Rail: I think I told you that story.

Conner: Yeah, I think you did.

Rail: So you spent the first years making work and now you are archiving it?

Conner: Yeah, I am polishing the furniture, doing interviews, answering silly questions.

Rail: At last, you are being sarcastic.

Conner: I thought I was being realistic, straightforward, and honest. I do find that I don’t always understand what I am and am not supposed to talk about. A close friend said I am always talking about things I shouldn’t. You’re not supposed to say, “So Charlie, where is your wife now that you’re with this girl?” Of course I wouldn’t be doing it to aggravate him. It was just what was going on.

Rail: There are a number of personae, like Emily Feather and Diogenes Lucero. Can you talk a bit about that?

Conner: These are associates of mine. They are not personae. They are true entities.

Rail: And they all make art?

Conner: Not all of them. We would have shows together, I would show a new DVD of some of my films and there would be work by Anonymouse and people would say these are all by Bruce Conner. I had some discussions with my associates about that, because Bruce Conner should not be taking credit for Anonymouse’s works. Despite the fact that I tried to point out that these were group shows, their work would be attributed to me because it somewhat resembled mine. I encouraged the Anonymouse artists to either create a new name for themselves or to use their own names and we could show together. And I also recommended that the other anonymous people go out and exhibit in a context which has absolutely no relationship to Bruce Conner and perhaps then the work itself would have no identification with Bruce Conner. This should peak your curiosity enormously and should frustrate you in the future because you will not know at which turn you are looking at one of my associate’s works, who were formerly associated with Bruce Conner.

Rail: Oh Bruce, I am used to you driving me crazy.

Conner: [laughs] How do you know when you are crazy and driven? When do you know when you are being transported to insanity?

Rail: I don’t. It is all part of the reality of knowing Bruce Conner.

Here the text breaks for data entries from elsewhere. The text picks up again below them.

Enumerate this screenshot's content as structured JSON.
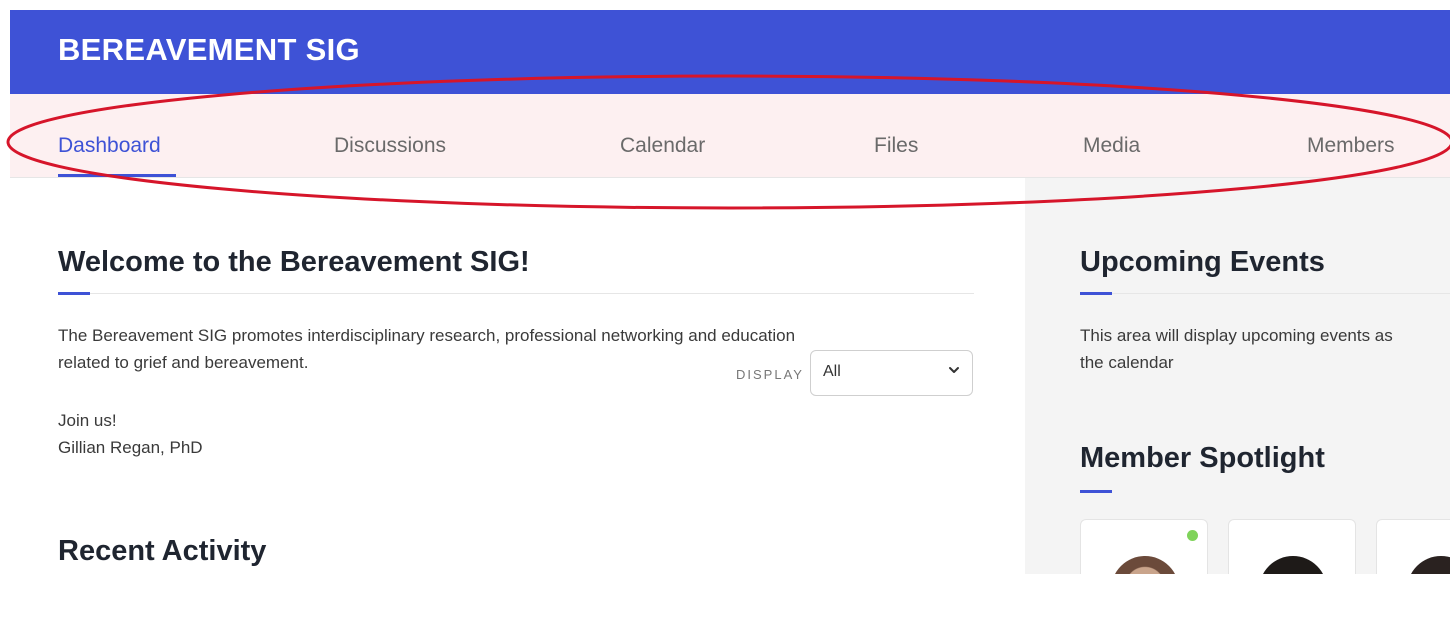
{
  "header": {
    "title": "BEREAVEMENT SIG",
    "color": "#3e52d6"
  },
  "nav": {
    "active": "Dashboard",
    "items": [
      {
        "label": "Dashboard"
      },
      {
        "label": "Discussions"
      },
      {
        "label": "Calendar"
      },
      {
        "label": "Files"
      },
      {
        "label": "Media"
      },
      {
        "label": "Members"
      }
    ]
  },
  "welcome": {
    "title": "Welcome to the Bereavement SIG!",
    "body_line1": "The Bereavement SIG promotes interdisciplinary research, professional networking and education",
    "body_line2": "related to grief and bereavement.",
    "join": "Join us!",
    "signature": "Gillian Regan, PhD"
  },
  "recent_activity": {
    "title": "Recent Activity",
    "display_label": "DISPLAY",
    "display_value": "All"
  },
  "upcoming_events": {
    "title": "Upcoming Events",
    "body_line1": "This area will display upcoming events as",
    "body_line2": "the calendar"
  },
  "member_spotlight": {
    "title": "Member Spotlight",
    "members": [
      {
        "online": true
      },
      {
        "online": false
      },
      {
        "online": false
      }
    ]
  },
  "annotation": {
    "color": "#d6152a"
  }
}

Conner: There are some people that have developed complete philosophies based on the assumption that all is illusion; everything that is real is illusion and everything that is illusion is the same as reality.

Rail: Then it’s illusion

Conner: It means this illusion is so out of its gourd that I better get away from it.

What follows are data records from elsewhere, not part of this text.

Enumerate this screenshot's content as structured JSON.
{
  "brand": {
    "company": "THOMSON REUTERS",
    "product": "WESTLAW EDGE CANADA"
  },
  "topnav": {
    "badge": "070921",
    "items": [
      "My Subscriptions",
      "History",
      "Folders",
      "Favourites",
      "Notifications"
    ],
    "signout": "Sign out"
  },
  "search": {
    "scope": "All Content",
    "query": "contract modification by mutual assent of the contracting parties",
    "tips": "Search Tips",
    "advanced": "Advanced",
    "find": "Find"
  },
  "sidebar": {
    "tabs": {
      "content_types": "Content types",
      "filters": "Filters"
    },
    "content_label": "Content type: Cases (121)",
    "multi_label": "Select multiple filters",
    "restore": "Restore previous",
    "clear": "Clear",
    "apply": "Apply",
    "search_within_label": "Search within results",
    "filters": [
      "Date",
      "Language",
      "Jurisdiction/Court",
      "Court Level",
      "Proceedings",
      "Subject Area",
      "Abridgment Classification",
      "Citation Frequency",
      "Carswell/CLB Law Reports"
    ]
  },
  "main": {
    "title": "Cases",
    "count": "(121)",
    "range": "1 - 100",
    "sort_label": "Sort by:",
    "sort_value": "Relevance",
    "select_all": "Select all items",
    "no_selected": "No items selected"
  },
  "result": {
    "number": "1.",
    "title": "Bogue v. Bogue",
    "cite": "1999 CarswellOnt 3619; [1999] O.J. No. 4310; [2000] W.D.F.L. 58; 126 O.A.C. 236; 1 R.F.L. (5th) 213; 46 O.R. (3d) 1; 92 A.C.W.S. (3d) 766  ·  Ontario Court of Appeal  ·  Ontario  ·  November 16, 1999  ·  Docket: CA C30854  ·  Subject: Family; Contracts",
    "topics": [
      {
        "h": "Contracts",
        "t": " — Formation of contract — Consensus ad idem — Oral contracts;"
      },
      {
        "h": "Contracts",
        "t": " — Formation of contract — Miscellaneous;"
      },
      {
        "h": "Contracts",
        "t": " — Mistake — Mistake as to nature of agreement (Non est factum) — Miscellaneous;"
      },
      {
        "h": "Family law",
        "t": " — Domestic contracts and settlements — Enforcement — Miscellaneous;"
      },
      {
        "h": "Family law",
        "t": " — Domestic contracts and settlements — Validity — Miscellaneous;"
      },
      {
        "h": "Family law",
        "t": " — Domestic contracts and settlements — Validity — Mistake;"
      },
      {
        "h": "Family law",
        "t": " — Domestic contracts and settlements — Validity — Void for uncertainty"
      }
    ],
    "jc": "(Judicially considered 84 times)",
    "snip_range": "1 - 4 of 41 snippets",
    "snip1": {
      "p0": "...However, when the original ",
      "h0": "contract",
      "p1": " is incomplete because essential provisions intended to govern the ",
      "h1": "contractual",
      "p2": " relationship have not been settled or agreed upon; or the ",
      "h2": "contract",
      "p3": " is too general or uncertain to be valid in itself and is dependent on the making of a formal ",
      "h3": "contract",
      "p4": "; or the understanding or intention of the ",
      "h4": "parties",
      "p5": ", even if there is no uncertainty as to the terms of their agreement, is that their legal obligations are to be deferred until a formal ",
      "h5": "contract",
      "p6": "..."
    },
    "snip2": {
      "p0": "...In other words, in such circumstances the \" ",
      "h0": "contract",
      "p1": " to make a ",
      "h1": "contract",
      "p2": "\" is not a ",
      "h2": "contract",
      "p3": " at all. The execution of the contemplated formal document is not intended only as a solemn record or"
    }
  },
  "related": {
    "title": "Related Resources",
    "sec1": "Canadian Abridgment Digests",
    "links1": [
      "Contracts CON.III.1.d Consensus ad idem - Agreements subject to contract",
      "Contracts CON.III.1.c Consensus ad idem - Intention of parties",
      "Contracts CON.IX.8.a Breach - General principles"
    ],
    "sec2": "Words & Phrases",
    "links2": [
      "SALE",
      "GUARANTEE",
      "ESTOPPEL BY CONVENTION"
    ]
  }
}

Rail: Now are you going to have a show in New York this year?

Conner: I have printed some photographs that I took in 1978 of punk rock performers, mostly from the Bay Area. They are not too well known outside of this area. I was taking and printing some of the photographs in a newspaper called Search and Destroy. At the time, I spent the whole year taking photos in a club called Mahbuhay Gardens. I printed a group of twenty-six of these around 1985, and have now printed another twenty-seven. There should be fifty-three of these photographs at the Barbara Gladstone Gallery opening December 16. There will also be the recently completed motion picture named LUKE, which I talked about earlier, thirty-four years in the making. I have a lot of unfinished works that need to be polished up. Occasionally they are translated into another medium like using the engraving collages using images from New and Old Testament illustrations, and made into tapestries ten feet wide. It requires an awful lot of intense dedication to go through that process of translating a small image of about five by six inches and recreate it in a way that it could be woven.

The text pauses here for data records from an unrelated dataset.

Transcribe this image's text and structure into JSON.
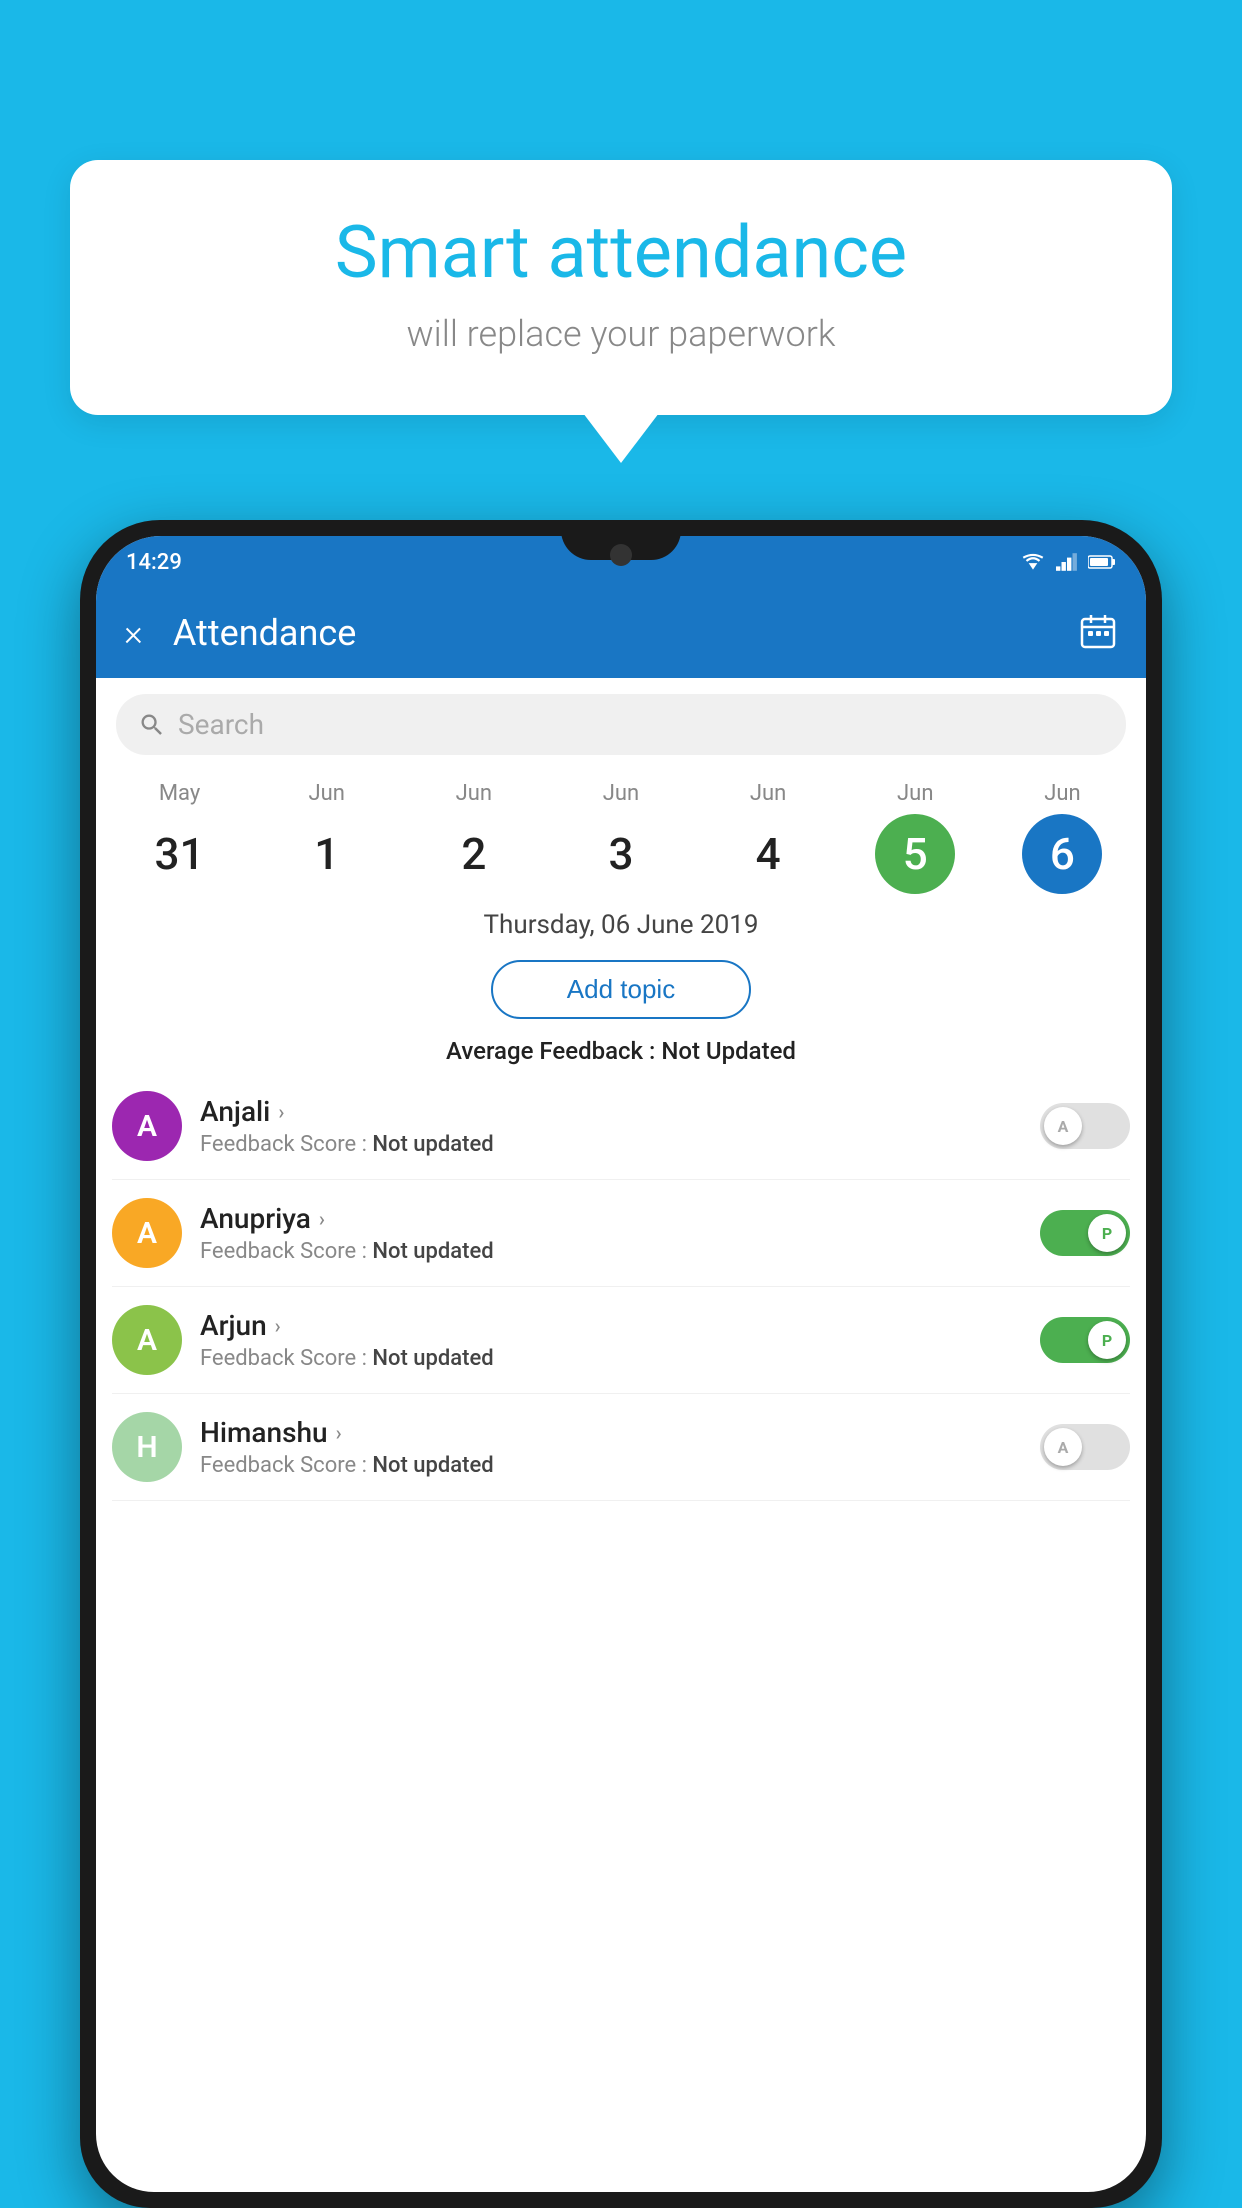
{
  "background_color": "#1ab8e8",
  "bubble": {
    "title": "Smart attendance",
    "subtitle": "will replace your paperwork"
  },
  "phone": {
    "status_bar": {
      "time": "14:29"
    },
    "app_bar": {
      "title": "Attendance",
      "close_label": "×",
      "calendar_label": "📅"
    },
    "search": {
      "placeholder": "Search"
    },
    "calendar": {
      "days": [
        {
          "month": "May",
          "date": "31",
          "style": "normal"
        },
        {
          "month": "Jun",
          "date": "1",
          "style": "normal"
        },
        {
          "month": "Jun",
          "date": "2",
          "style": "normal"
        },
        {
          "month": "Jun",
          "date": "3",
          "style": "normal"
        },
        {
          "month": "Jun",
          "date": "4",
          "style": "normal"
        },
        {
          "month": "Jun",
          "date": "5",
          "style": "green"
        },
        {
          "month": "Jun",
          "date": "6",
          "style": "blue"
        }
      ]
    },
    "selected_date": "Thursday, 06 June 2019",
    "add_topic_label": "Add topic",
    "avg_feedback_label": "Average Feedback :",
    "avg_feedback_value": "Not Updated",
    "students": [
      {
        "name": "Anjali",
        "initial": "A",
        "avatar_color": "#9c27b0",
        "feedback_label": "Feedback Score :",
        "feedback_value": "Not updated",
        "toggle_state": "off",
        "toggle_letter": "A"
      },
      {
        "name": "Anupriya",
        "initial": "A",
        "avatar_color": "#f9a825",
        "feedback_label": "Feedback Score :",
        "feedback_value": "Not updated",
        "toggle_state": "on",
        "toggle_letter": "P"
      },
      {
        "name": "Arjun",
        "initial": "A",
        "avatar_color": "#8bc34a",
        "feedback_label": "Feedback Score :",
        "feedback_value": "Not updated",
        "toggle_state": "on",
        "toggle_letter": "P"
      },
      {
        "name": "Himanshu",
        "initial": "H",
        "avatar_color": "#a5d6a7",
        "feedback_label": "Feedback Score :",
        "feedback_value": "Not updated",
        "toggle_state": "off",
        "toggle_letter": "A"
      }
    ]
  }
}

Rail: Are you going to show the tapestries too?

Conner: I showed a couple of them this last January at the Susan Inglett Gallery in New York. I had a show of five of them at the Michael Kohn gallery in L.A. last March, and that is where it stands at the present time.

Rail: So this will be the first time you have had a solo at Barbara Gladstone?

Conner: That’s right. She displayed some of my other photographic work, photograms, photocopy images, punk photographs, and other photos along with a video of my films at an International Photography Fair about a year ago. The punk photos are what she is interested in showing this time.

Rail: Are you going to come to New York for the show?

Conner: I do not travel these days. I plan to stick right here.